Abstract
Shooting in an overlapping fashion is called blended or simultaneous acquisition. This can make acquisition efficient and economical. However, deblending (i.e. the process of separating the blended data) of data can be challenging.
Blended seismic data can be acquired in a number of different configurations. Examples are a shooting vessel follows the tail buoy of a conventional streamer vessel or a shooting vessel and conventional vessel are parallel. One can also vary the signal strengths and frequency bands of the sources for the two vessels. In this way both shallow and deep resolution can be improved as low frequency waves penetrate deep as compared to high frequency waves.

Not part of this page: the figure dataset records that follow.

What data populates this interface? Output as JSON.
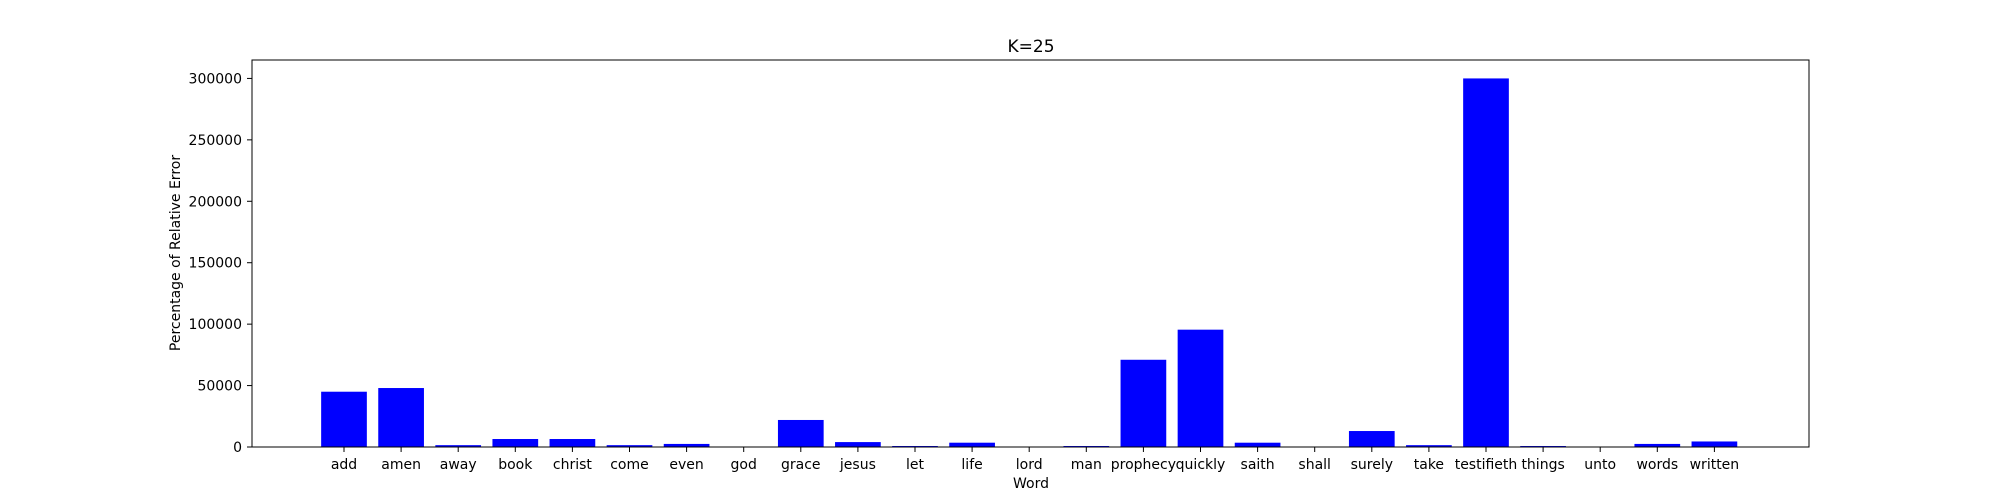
{
  "chart_data": {
    "type": "bar",
    "title": "K=25",
    "xlabel": "Word",
    "ylabel": "Percentage of Relative Error",
    "categories": [
      "add",
      "amen",
      "away",
      "book",
      "christ",
      "come",
      "even",
      "god",
      "grace",
      "jesus",
      "let",
      "life",
      "lord",
      "man",
      "prophecy",
      "quickly",
      "saith",
      "shall",
      "surely",
      "take",
      "testifieth",
      "things",
      "unto",
      "words",
      "written"
    ],
    "values": [
      45000,
      48000,
      1500,
      6500,
      6500,
      1500,
      2500,
      0,
      22000,
      4000,
      800,
      3500,
      0,
      800,
      71000,
      95500,
      3500,
      0,
      13000,
      1500,
      300000,
      800,
      0,
      2500,
      4500
    ],
    "ylim": [
      0,
      315000
    ],
    "yticks": [
      0,
      50000,
      100000,
      150000,
      200000,
      250000,
      300000
    ],
    "ytick_labels": [
      "0",
      "50000",
      "100000",
      "150000",
      "200000",
      "250000",
      "300000"
    ],
    "bar_color": "#0000ff",
    "grid": false,
    "legend": "none"
  }
}
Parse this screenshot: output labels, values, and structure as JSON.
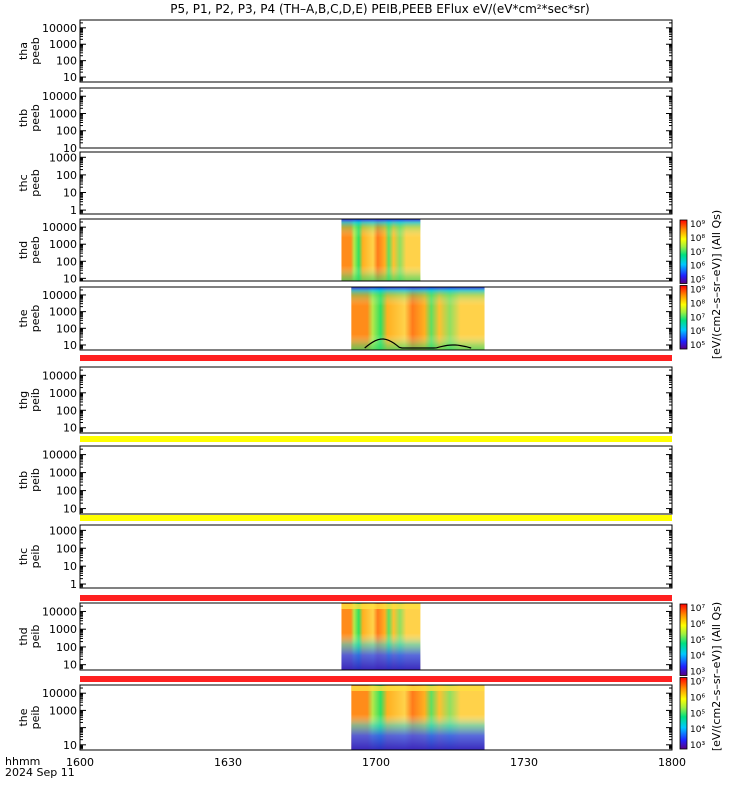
{
  "title": "P5, P1, P2, P3, P4 (TH–A,B,C,D,E) PEIB,PEEB EFlux eV/(eV*cm²*sec*sr)",
  "colors": {
    "flag_red": "#ff2020",
    "flag_yellow": "#ffff00",
    "frame": "#000000",
    "background": "#ffffff"
  },
  "x_axis": {
    "label_line1": "hhmm",
    "label_line2": "2024 Sep 11",
    "ticks": [
      "1600",
      "1630",
      "1700",
      "1730",
      "1800"
    ]
  },
  "colorbars": [
    {
      "id": "peeb",
      "label": "[eV/(cm2–s–sr–eV)] (All Qs)",
      "ticks": [
        "10⁵",
        "10⁶",
        "10⁷",
        "10⁸",
        "10⁹"
      ]
    },
    {
      "id": "peib",
      "label": "[eV/(cm2–s–sr–eV)] (All Qs)",
      "ticks": [
        "10³",
        "10⁴",
        "10⁵",
        "10⁶",
        "10⁷"
      ]
    }
  ],
  "chart_data": {
    "type": "heatmap",
    "x_range": [
      "16:00",
      "18:00"
    ],
    "y_scale": "log",
    "panels": [
      {
        "id": "thc_peeb_a",
        "ylabel_1": "tha",
        "ylabel_2": "peeb",
        "ylim": [
          5,
          30000
        ],
        "yticks": [
          "10",
          "100",
          "1000",
          "10000"
        ],
        "data_start": "",
        "data_end": "",
        "flag": "none",
        "has_curve": false
      },
      {
        "id": "thb_peeb",
        "ylabel_1": "thb",
        "ylabel_2": "peeb",
        "ylim": [
          10,
          30000
        ],
        "yticks": [
          "10",
          "100",
          "1000",
          "10000"
        ],
        "data_start": "",
        "data_end": "",
        "flag": "none",
        "has_curve": false
      },
      {
        "id": "thc_peeb",
        "ylabel_1": "thc",
        "ylabel_2": "peeb",
        "ylim": [
          0.6,
          2000
        ],
        "yticks": [
          "1",
          "10",
          "100",
          "1000"
        ],
        "data_start": "",
        "data_end": "",
        "flag": "none",
        "has_curve": false
      },
      {
        "id": "thd_peeb",
        "ylabel_1": "thd",
        "ylabel_2": "peeb",
        "ylim": [
          7,
          30000
        ],
        "yticks": [
          "10",
          "100",
          "1000",
          "10000"
        ],
        "data_start": "16:53",
        "data_end": "17:09",
        "flag": "none",
        "has_curve": false
      },
      {
        "id": "the_peeb",
        "ylabel_1": "the",
        "ylabel_2": "peeb",
        "ylim": [
          5,
          30000
        ],
        "yticks": [
          "10",
          "100",
          "1000",
          "10000"
        ],
        "data_start": "16:55",
        "data_end": "17:22",
        "flag": "red",
        "has_curve": true
      },
      {
        "id": "thg_peib",
        "ylabel_1": "thg",
        "ylabel_2": "peib",
        "ylim": [
          5,
          30000
        ],
        "yticks": [
          "10",
          "100",
          "1000",
          "10000"
        ],
        "data_start": "",
        "data_end": "",
        "flag": "yellow",
        "has_curve": false
      },
      {
        "id": "thb_peib",
        "ylabel_1": "thb",
        "ylabel_2": "peib",
        "ylim": [
          5,
          30000
        ],
        "yticks": [
          "10",
          "100",
          "1000",
          "10000"
        ],
        "data_start": "",
        "data_end": "",
        "flag": "yellow",
        "has_curve": false
      },
      {
        "id": "thc_peib",
        "ylabel_1": "thc",
        "ylabel_2": "peib",
        "ylim": [
          0.6,
          2000
        ],
        "yticks": [
          "1",
          "10",
          "100",
          "1000"
        ],
        "data_start": "",
        "data_end": "",
        "flag": "red",
        "has_curve": false
      },
      {
        "id": "thd_peib",
        "ylabel_1": "thd",
        "ylabel_2": "peib",
        "ylim": [
          5,
          30000
        ],
        "yticks": [
          "10",
          "100",
          "1000",
          "10000"
        ],
        "data_start": "16:53",
        "data_end": "17:09",
        "flag": "red",
        "has_curve": false
      },
      {
        "id": "the_peib",
        "ylabel_1": "the",
        "ylabel_2": "peib",
        "ylim": [
          5,
          30000
        ],
        "yticks": [
          "10",
          "1000",
          "10000"
        ],
        "data_start": "16:55",
        "data_end": "17:22",
        "flag": "none",
        "has_curve": false
      }
    ]
  }
}
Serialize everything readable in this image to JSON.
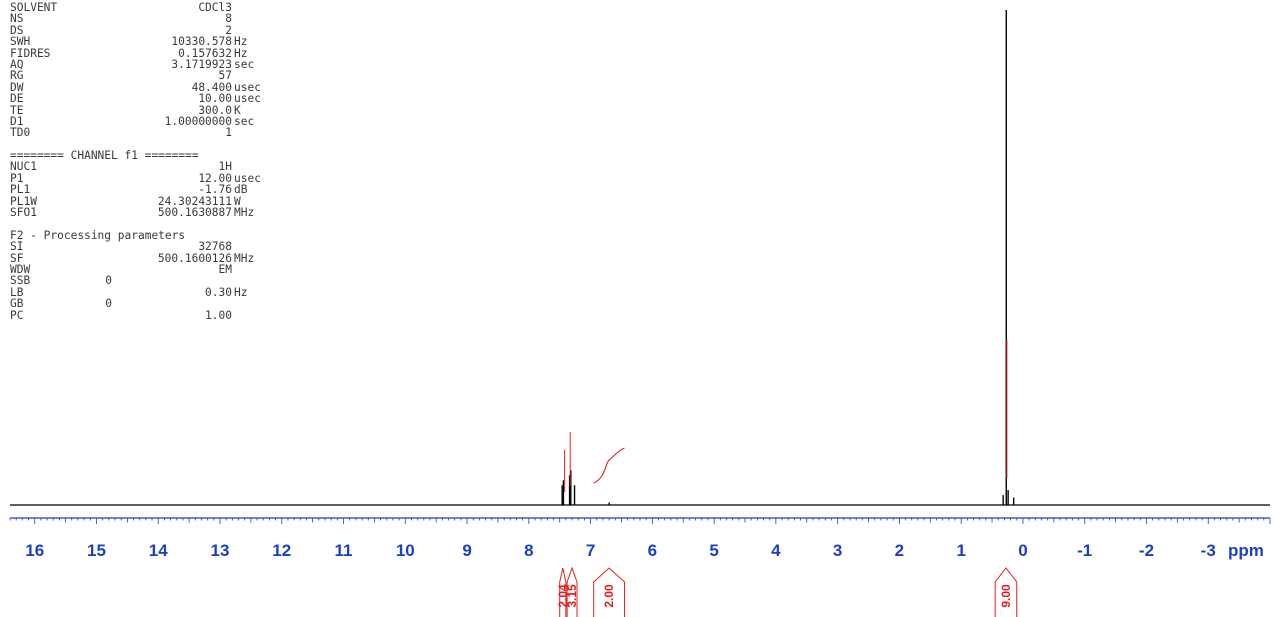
{
  "acquisition_params": [
    {
      "name": "SOLVENT",
      "value": "CDCl3",
      "unit": ""
    },
    {
      "name": "NS",
      "value": "8",
      "unit": ""
    },
    {
      "name": "DS",
      "value": "2",
      "unit": ""
    },
    {
      "name": "SWH",
      "value": "10330.578",
      "unit": "Hz"
    },
    {
      "name": "FIDRES",
      "value": "0.157632",
      "unit": "Hz"
    },
    {
      "name": "AQ",
      "value": "3.1719923",
      "unit": "sec"
    },
    {
      "name": "RG",
      "value": "57",
      "unit": ""
    },
    {
      "name": "DW",
      "value": "48.400",
      "unit": "usec"
    },
    {
      "name": "DE",
      "value": "10.00",
      "unit": "usec"
    },
    {
      "name": "TE",
      "value": "300.0",
      "unit": "K"
    },
    {
      "name": "D1",
      "value": "1.00000000",
      "unit": "sec"
    },
    {
      "name": "TD0",
      "value": "1",
      "unit": ""
    }
  ],
  "channel_header": "======== CHANNEL f1 ========",
  "channel_params": [
    {
      "name": "NUC1",
      "value": "1H",
      "unit": ""
    },
    {
      "name": "P1",
      "value": "12.00",
      "unit": "usec"
    },
    {
      "name": "PL1",
      "value": "-1.76",
      "unit": "dB"
    },
    {
      "name": "PL1W",
      "value": "24.30243111",
      "unit": "W"
    },
    {
      "name": "SFO1",
      "value": "500.1630887",
      "unit": "MHz"
    }
  ],
  "processing_header": "F2 - Processing parameters",
  "processing_params": [
    {
      "name": "SI",
      "value": "32768",
      "unit": ""
    },
    {
      "name": "SF",
      "value": "500.1600126",
      "unit": "MHz"
    },
    {
      "name": "WDW",
      "value": "EM",
      "unit": ""
    },
    {
      "name": "SSB",
      "value": "0",
      "unit": "",
      "short": true
    },
    {
      "name": "LB",
      "value": "0.30",
      "unit": "Hz"
    },
    {
      "name": "GB",
      "value": "0",
      "unit": "",
      "short": true
    },
    {
      "name": "PC",
      "value": "1.00",
      "unit": ""
    }
  ],
  "chart_data": {
    "type": "line",
    "xlabel": "ppm",
    "xlim": [
      16.4,
      -4.0
    ],
    "x_reversed": true,
    "ticks": [
      "16",
      "15",
      "14",
      "13",
      "12",
      "11",
      "10",
      "9",
      "8",
      "7",
      "6",
      "5",
      "4",
      "3",
      "2",
      "1",
      "0",
      "-1",
      "-2",
      "-3"
    ],
    "tick_values": [
      16,
      15,
      14,
      13,
      12,
      11,
      10,
      9,
      8,
      7,
      6,
      5,
      4,
      3,
      2,
      1,
      0,
      -1,
      -2,
      -3
    ],
    "peaks": [
      {
        "ppm": 7.46,
        "height": 0.04
      },
      {
        "ppm": 7.44,
        "height": 0.05
      },
      {
        "ppm": 7.34,
        "height": 0.06
      },
      {
        "ppm": 7.32,
        "height": 0.07
      },
      {
        "ppm": 7.26,
        "height": 0.04
      },
      {
        "ppm": 6.7,
        "height": 0.005
      },
      {
        "ppm": 0.32,
        "height": 0.02
      },
      {
        "ppm": 0.27,
        "height": 1.0
      },
      {
        "ppm": 0.24,
        "height": 0.03
      },
      {
        "ppm": 0.15,
        "height": 0.015
      }
    ],
    "integrals": [
      {
        "label": "2.04",
        "ppm_from": 7.5,
        "ppm_to": 7.4
      },
      {
        "label": "3.15",
        "ppm_from": 7.38,
        "ppm_to": 7.22
      },
      {
        "label": "2.00",
        "ppm_from": 6.95,
        "ppm_to": 6.45
      },
      {
        "label": "9.00",
        "ppm_from": 0.45,
        "ppm_to": 0.1
      }
    ],
    "colors": {
      "spectrum": "#000000",
      "axis": "#1c3fc4",
      "integral": "#e02020"
    }
  }
}
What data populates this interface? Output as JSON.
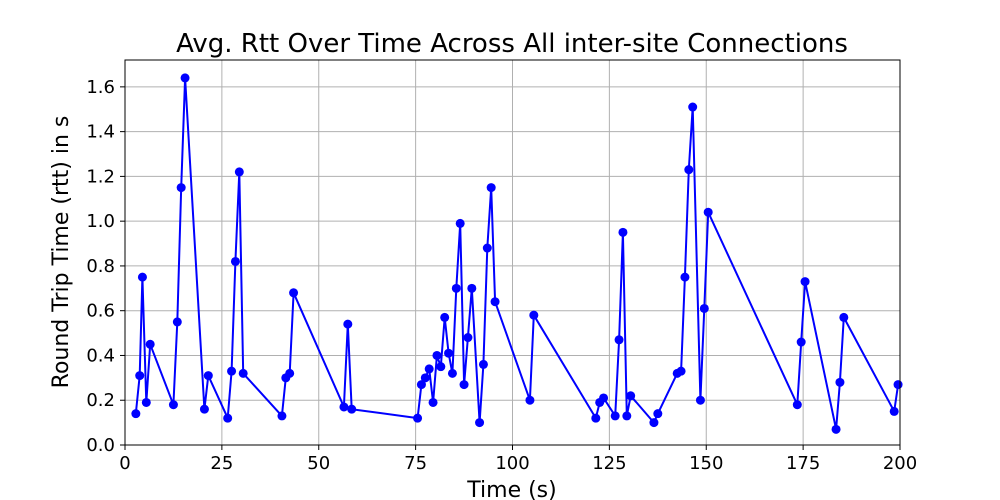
{
  "chart_data": {
    "type": "line",
    "title": "Avg. Rtt Over Time Across All inter-site Connections",
    "xlabel": "Time (s)",
    "ylabel": "Round Trip Time (rtt) in s",
    "xlim": [
      0,
      200
    ],
    "ylim": [
      0,
      1.72
    ],
    "xticks": [
      0,
      25,
      50,
      75,
      100,
      125,
      150,
      175,
      200
    ],
    "yticks": [
      0.0,
      0.2,
      0.4,
      0.6,
      0.8,
      1.0,
      1.2,
      1.4,
      1.6
    ],
    "xtick_labels": [
      "0",
      "25",
      "50",
      "75",
      "100",
      "125",
      "150",
      "175",
      "200"
    ],
    "ytick_labels": [
      "0.0",
      "0.2",
      "0.4",
      "0.6",
      "0.8",
      "1.0",
      "1.2",
      "1.4",
      "1.6"
    ],
    "grid": true,
    "series": [
      {
        "color": "#0000ff",
        "marker": "circle",
        "x": [
          2.8,
          3.8,
          4.5,
          5.5,
          6.5,
          12.5,
          13.5,
          14.5,
          15.5,
          20.5,
          21.5,
          26.5,
          27.5,
          28.5,
          29.5,
          30.5,
          40.5,
          41.5,
          42.5,
          43.5,
          56.5,
          57.5,
          58.5,
          75.5,
          76.5,
          77.5,
          78.5,
          79.5,
          80.5,
          81.5,
          82.5,
          83.5,
          84.5,
          85.5,
          86.5,
          87.5,
          88.5,
          89.5,
          91.5,
          92.5,
          93.5,
          94.5,
          95.5,
          104.5,
          105.5,
          121.5,
          122.5,
          123.5,
          126.5,
          127.5,
          128.5,
          129.5,
          130.5,
          136.5,
          137.5,
          142.5,
          143.5,
          144.5,
          145.5,
          146.5,
          148.5,
          149.5,
          150.5,
          173.5,
          174.5,
          175.5,
          183.5,
          184.5,
          185.5,
          198.5,
          199.5
        ],
        "y": [
          0.14,
          0.31,
          0.75,
          0.19,
          0.45,
          0.18,
          0.55,
          1.15,
          1.64,
          0.16,
          0.31,
          0.12,
          0.33,
          0.82,
          1.22,
          0.32,
          0.13,
          0.3,
          0.32,
          0.68,
          0.17,
          0.54,
          0.16,
          0.12,
          0.27,
          0.3,
          0.34,
          0.19,
          0.4,
          0.35,
          0.57,
          0.41,
          0.32,
          0.7,
          0.99,
          0.27,
          0.48,
          0.7,
          0.1,
          0.36,
          0.88,
          1.15,
          0.64,
          0.2,
          0.58,
          0.12,
          0.19,
          0.21,
          0.13,
          0.47,
          0.95,
          0.13,
          0.22,
          0.1,
          0.14,
          0.32,
          0.33,
          0.75,
          1.23,
          1.51,
          0.2,
          0.61,
          1.04,
          0.18,
          0.46,
          0.73,
          0.07,
          0.28,
          0.57,
          0.15,
          0.27
        ]
      }
    ]
  }
}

In this thesis I have tried various conventional seismic processing techniques (like tau-p transformation, FK filtering, SVDMUL, Time-frequency Denoising, and FX prediction) to deblend or separate the blended data. I used several datasets (one real and 2 synthetic), with different geometries, but all the datasets have same acquisition design in which one vessel is in front of the streamer and the other is behind the streamer cable.
I tried to separate or deblend the data either on the bases of their dips, or alternatively by transforming the deblending task into that of denoising. Events related to the shooting vessel appear as random noise in Common depth (CDP), common receiver (CR) and Common offset domain (CO). SVDMUL and TFDN methods are then applied in the CO and CDP domains respectively.
I found that the best deblending results were obtained using SVDMUL (Singular-value decomposition approach) for all data sets. SVDMUL is used iteratively and the deblended result is gradually built up. This method performed superior compared with deblending based on TFDN, FK or tau-p coherency filtering. The tau-p transformation based method showed significant problems in areas of strong or conflicting dips. The efficiency of TFDN and SVDMUL methods are based on the time jitter between the shots from to the conventional vessel and shooting vessel. If too small the techniques from worse.